Our experimental environment is as follows:

Intel(R)Core(TM)i7-7700HQ 2.80GHz

GPU:NVIDIA GeForce GTX1060

RAM:16GB

to evaluate our system's ability to recognize intrusions, we chose the NSL-KDD dataset to train and test our system, which contains 125973 records, with 41 features and 1 label for each record: of which 7 are symbolic features and 34 are continuous features. As shown in fig. 3, fig. 3 is a comparison graph of different learning rates, LR is the learning rate, Accuracy is the Accuracy, and Epoch is the training period. We have conducted three experiments and we can see that the system fluctuates more in accuracy during training when the learning rate is 0.0001, appears to be more stable when the learning rate is 0.001, and performs best when we set the learning rate to 0.01, since we consider the optimal value of the learning rate to be 0.01.

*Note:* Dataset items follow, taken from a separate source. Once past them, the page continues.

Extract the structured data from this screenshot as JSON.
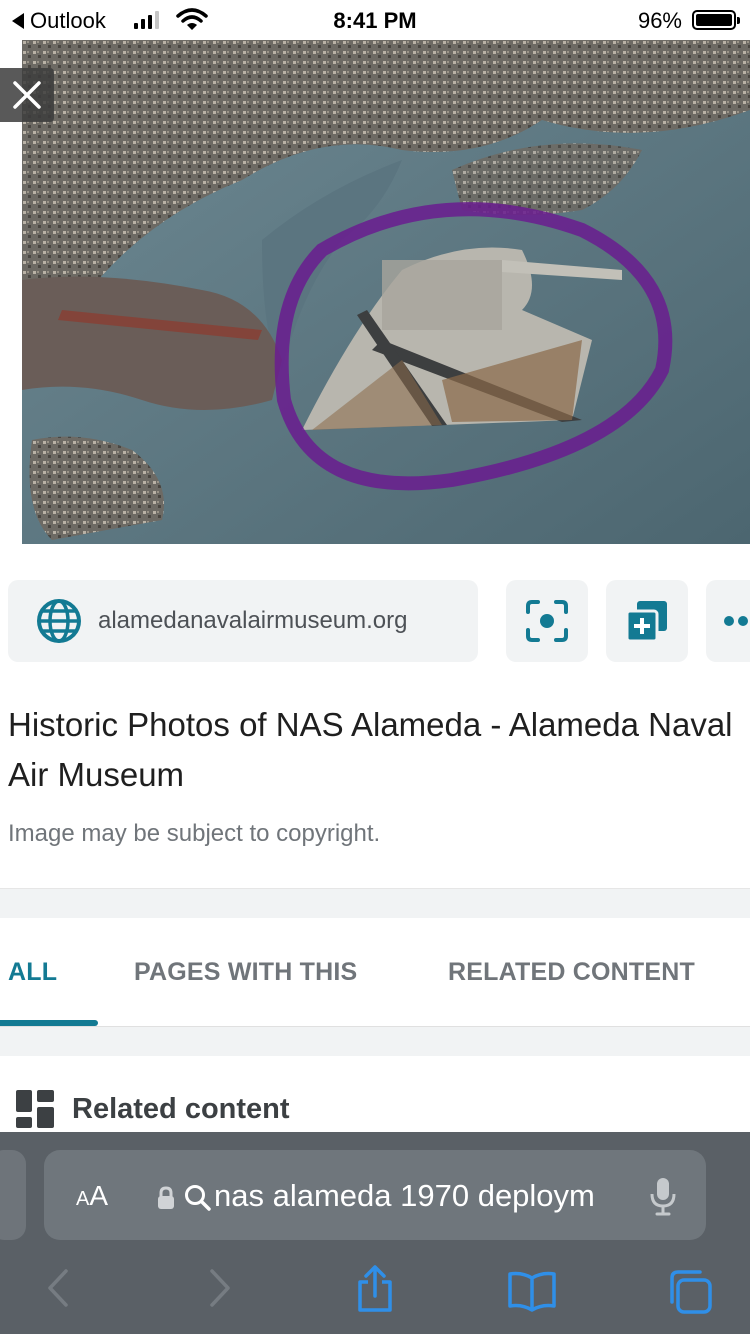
{
  "status_bar": {
    "back_app": "Outlook",
    "time": "8:41 PM",
    "battery_percent": "96%",
    "signal_bars_filled": 3,
    "signal_bars_total": 4
  },
  "image_viewer": {
    "close_icon": "close-icon",
    "image_highlight_color": "#6a1c8f"
  },
  "source": {
    "domain": "alamedanavalairmuseum.org",
    "globe_icon": "globe-icon",
    "actions": [
      "lens-icon",
      "add-to-collection-icon",
      "more-icon"
    ]
  },
  "result": {
    "title": "Historic Photos of NAS Alameda - Alameda Naval Air Museum",
    "copyright_notice": "Image may be subject to copyright."
  },
  "tabs": {
    "items": [
      {
        "label": "ALL",
        "active": true
      },
      {
        "label": "PAGES WITH THIS",
        "active": false
      },
      {
        "label": "RELATED CONTENT",
        "active": false
      }
    ]
  },
  "related": {
    "heading": "Related content",
    "icon": "grid-icon"
  },
  "safari": {
    "text_size_button": "AA",
    "address_text": "nas alameda 1970 deploym",
    "toolbar_icons": [
      "back-icon",
      "forward-icon",
      "share-icon",
      "bookmarks-icon",
      "tabs-icon"
    ]
  },
  "colors": {
    "accent": "#137a93",
    "toolbar_bg": "#5a6066",
    "address_bg": "#6f767c"
  }
}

We have also compared some other systems, as shown in fig. 4, fig. 4 is a comparison graph of different systems, AC is the accuracy, DR is the probability of correct detection of the model when an intrusion occurs, and FAR is the probability of the model misjudging some normal behavior as an intrusion. Bayesian is a Bayesian model, SVM is a support vector machine, CNN-IDS is a traditional convolutional neural network, LSTM-RNN is a long-short term memory network and a cyclic neural network, and GAN is a pairwise anti-network. The system is better than the traditional system based on machine learning in the aspects of accurate determination and false alarm rate, and results show that the traditional system based on machine learning is difficult to ensure the identification accuracy when the data volume is large, but the system based on deep learning has good performance, the system based on CNN-IDS uses data dimension reduction to remarkably reduce the false alarm rate in data preprocessing, but the detection rate is slightly inferior to that of the method, and in addition, the system based on GAN and CNN-IDS can cause data distortion to a certain degree, so the accurate determination and detection rate is slightly inferior to that of the system. The LSTM-RNN based approach has a higher detection rate than our system, but our approach performs better than the above system in terms of false alarm rate. In summary, the accuracy rate (AC) of the data intrusion detection of our system is superior to that of other detection systems, and can reach 98.03%, and the false alarm rate of our detection system is lower than that of other systems, and is only 0.54%. Therefore, our system is superior to other systems in intrusion detection.

The above description is only a preferred embodiment of the present invention and is not intended to limit the present invention, and various modifications and changes may be made by those skilled in the art. Any modification, equivalent replacement, or improvement made within the spirit and principle of the present invention should be included in the protection scope of the present invention.